Cancer Treatment Wait Times Drop In Ontario

A provincial health organization delivered some good news for those enduring the agonizing wait for cancer care.

Wait times for radiation treatments have dropped for the third straight year. Cancer Care Ontario said in a report released Friday that there’s been a 33 percent reduction in the delays since 2003.

The average time a person waited from when they met an oncologist to the start of treatment has fallen about two weeks since 2003 to 4.3 weeks, down from 6.4 weeks.

Although there wasn’t a reduction, chemotherapy and cancer surgery wait times have remained stable over the same period even though there have been increases in demand for those procedures.

Eighty-nine percent of cancer surgeries are performed within 84 days of referral, the report states, putting the province well in line with its own target of 90 percent. But there is room for improvement as delays for lung, brain and gynecological cancer surgeries are on the rise.

The wait for chemotherapy treatments has levelled off at around five weeks, down from 5.4 in 2003.

 “All cancer treatment wait times are either going down or are stabilized in Ontario and waits for radiation therapy have fallen dramatically,” Dr. Kerry Sullivan of Cancer Care Ontario explained.

“… This is a magnificent turnaround from the situation less than a decade ago.”

Cancer Care Ontario is crediting the drop in wait times to the purchase of new machines over the last year and a half and new incentives for radiation technicians.

The province’s tough anti- smoking campaign has also been praised as well as Ontario’s colorectal cancer screening program – the first in Canada.

The organization also released some startling statistics about cancer rates, saying that 45 percent of Canadian men and 40 percent of Canadian women are expected to acquire the illness over their lifetimes.

“I had a very large tumour. It was stage three and when there are only four stages, stage three cancer is not good news,” cancer patient Virginia Flintoft said.

She was diagnosed with colorectal cancer in 2005 and couldn’t agree more that there are still improvements that need to be made.
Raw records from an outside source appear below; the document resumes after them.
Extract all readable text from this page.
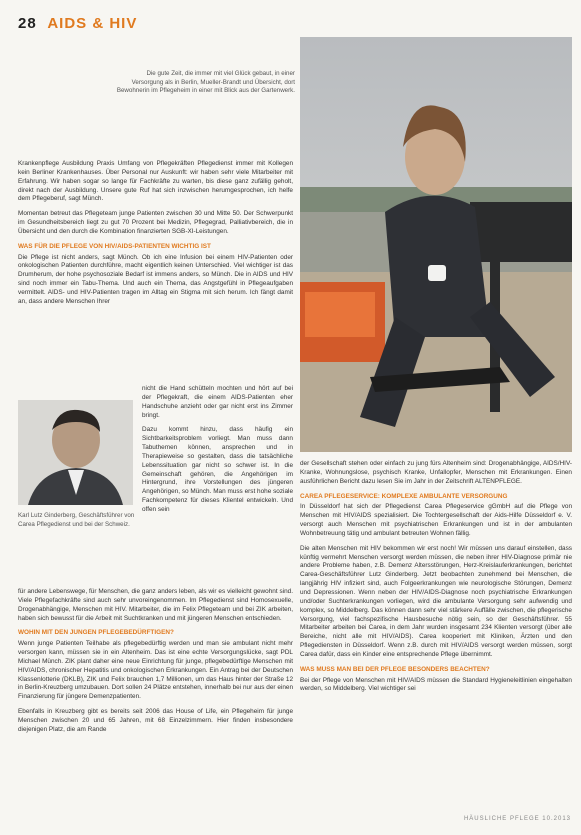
28 AIDS & HIV
Die gute Zeit, die immer mit viel Glück gebaut, in einer Versorgung als in Berlin, Mueller-Brandt und Übersicht, dort Bewohnerin im Pflegeheim in einer mit Blick aus der Gartenwerk.

Krankenpflege Ausbildung Praxis Umfang von Pflegekräften Pflegedienst immer mit Kollegen kein Berliner Krankenhauses. Über Personal nur Auskunft: wir haben sehr viele Mitarbeiter mit Erfahrung. Wir haben sogar so lange für Fachkräfte zu warten, bis diese ganz zufällig geholt, direkt nach der Ausbildung. Unsere gute Ruf hat sich inzwischen herumgesprochen, ich helfe dem Pflegeberuf, sagt Münch.

Momentan betreut das Pflegeteam junge Patienten zwischen 30 und Mitte 50. Der Schwerpunkt im Gesundheitsbereich liegt zu gut 70 Prozent bei Medizin, Pflegegrad, Palliativbereich, die in Übersicht und den durch die Kombination finanzierten SGB-XI-Leistungen.

WAS FÜR DIE PFLEGE VON HIV/AIDS-PATIENTEN WICHTIG IST

Die Pflege ist nicht anders, sagt Münch. Ob ich eine Infusion bei einem HIV-Patienten oder onkologischen Patienten durchführe, macht eigentlich keinen Unterschied. Viel wichtiger ist das Drumherum, der hohe psychosoziale Bedarf ist immens anders, so Münch. Die in AIDS und HIV sind noch immer ein Tabu-Thema. Und auch ein Thema, das Angstgefühl in Pflegeaufgaben vermittelt. AIDS- und HIV-Patienten tragen im Alltag ein Stigma mit sich herum. Ich fängt damit an, dass andere Menschen Ihrer

Karl Lutz Ginderberg, Geschäftsführer von Carea Pflegedienst und bei der Schweiz.

nicht die Hand schütteln mochten und hört auf bei der Pflegekraft, die einem AIDS-Patienten eher Handschuhe anzieht oder gar nicht erst ins Zimmer bringt.

Dazu kommt hinzu, dass häufig ein Sichtbarkeitsproblem vorliegt. Man muss dann Tabuthemen können, ansprechen und in Therapieweise so gestalten, dass die tatsächliche Lebenssituation gar nicht so schwer ist. In die Gemeinschaft gehören, die Angehörigen im Hintergrund, ihre Vorstellungen des jüngeren Angehörigen, so Münch. Man muss erst hohe soziale Fachkompetenz für dieses Klientel entwickeln. Und offen sein

für andere Lebenswege, für Menschen, die ganz anders leben, als wir es vielleicht gewohnt sind. Viele Pflegefachkräfte sind auch sehr unvoreingenommen. Im Pflegedienst sind Homosexuelle, Drogenabhängige, Menschen mit HIV. Mitarbeiter, die im Felix Pflegeteam und bei ZIK arbeiten, haben sich bewusst für die Arbeit mit Suchtkranken und mit jüngeren Menschen entschieden.

WOHIN MIT DEN JUNGEN PFLEGEBEDÜRFTIGEN?

Wenn junge Patienten Teilhabe als pflegebedürftig werden und man sie ambulant nicht mehr versorgen kann, müssen sie in ein Altenheim. Das ist eine echte Versorgungslücke, sagt PDL Michael Münch. ZIK plant daher eine neue Einrichtung für junge, pflegebedürftige Menschen mit HIV/AIDS, chronischer Hepatitis und onkologischen Erkrankungen. Ein Antrag bei der Deutschen Klassenlotterie (DKLB), ZIK und Felix brauchen 1,7 Millionen, um das Haus hinter der Straße 12 in Berlin-Kreuzberg umzubauen. Dort sollen 24 Plätze entstehen, innerhalb bei nur aus der einen Finanzierung für jüngere Demenzpatienten.

Ebenfalls in Kreuzberg gibt es bereits seit 2006 das House of Life, ein Pflegeheim für junge Menschen zwischen 20 und 65 Jahren, mit 68 Einzelzimmern. Hier finden insbesondere diejenigen Platz, die am Rande

der Gesellschaft stehen oder einfach zu jung fürs Altenheim sind: Drogenabhängige, AIDS/HIV-Kranke, Wohnungslose, psychisch Kranke, Unfallopfer, Menschen mit Erkrankungen. Einen ausführlichen Bericht dazu lesen Sie im Jahr in der Zeitschrift ALTENPFLEGE.

CAREA PFLEGESERVICE: KOMPLEXE AMBULANTE VERSORGUNG

In Düsseldorf hat sich der Pflegedienst Carea Pflegeservice gGmbH auf die Pflege von Menschen mit HIV/AIDS spezialisiert. Die Tochtergesellschaft der Aids-Hilfe Düsseldorf e. V. versorgt auch Menschen mit psychiatrischen Erkrankungen und ist in der ambulanten Wohnbetreuung tätig und ambulant betreuten Wohnen fällig.

Die alten Menschen mit HIV bekommen wir erst noch! Wir müssen uns darauf einstellen, dass künftig vermehrt Menschen versorgt werden müssen, die neben ihrer HIV-Diagnose primär nie andere Probleme haben, z.B. Demenz Altersstörungen, Herz-Kreislauferkrankungen, berichtet Carea-Geschäftsführer Lutz Ginderberg. Jetzt beobachten zunehmend bei Menschen, die langjährig HIV infiziert sind, auch Folgeerkrankungen wie neurologische Störungen, Demenz und Depressionen. Wenn neben der HIV/AIDS-Diagnose noch psychiatrische Erkrankungen und/oder Suchterkrankungen vorliegen, wird die ambulante Versorgung sehr aufwendig und komplex, so Middelberg. Das können dann sehr viel stärkere Auffälle zwischen, die pflegerische Versorgung, viel fachspezifische Hausbesuche nötig sein, so der Geschäftsführer. 55 Mitarbeiter arbeiten bei Carea, in dem Jahr wurden insgesamt 234 Klienten versorgt (über alle Bereiche, nicht alle mit HIV/AIDS). Carea kooperiert mit Kliniken, Ärzten und den Pflegediensten in Düsseldorf. Wenn z.B. durch mit HIV/AIDS versorgt werden müssen, sorgt Carea dafür, dass ein Kinder eine entsprechende Pflege übernimmt.

WAS MUSS MAN BEI DER PFLEGE BESONDERS BEACHTEN?

Bei der Pflege von Menschen mit HIV/AIDS müssen die Standard Hygieneleitlinien eingehalten werden, so Middelberg. Viel wichtiger sei

HÄUSLICHE PFLEGE 10.2013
It took her seven months to get a colonoscopy.

“Perhaps my stage would’ve been stage two instead of stage three,”

While this report may be a feather in the Liberals’ cap, Ontario Progressive Conservative Leader John Tory was quick to point out the hospital bed shortage across the province, which has led to heavy delays in emergency rooms.

“Part of the reason they tell me in hospital after hospital while people are lying in stretchers in emergency rooms and in hallways in pain is because there are beds closed upstairs, in the very same hospitals which Mr. McGuinty and his government refused to fund,” the Opposition leader said.

“The hospitals tell me that if those beds were funded, even on a transitional basis, they would have a degree of flexibility they badly need right now, and it would help to alleviate some of this crisis.”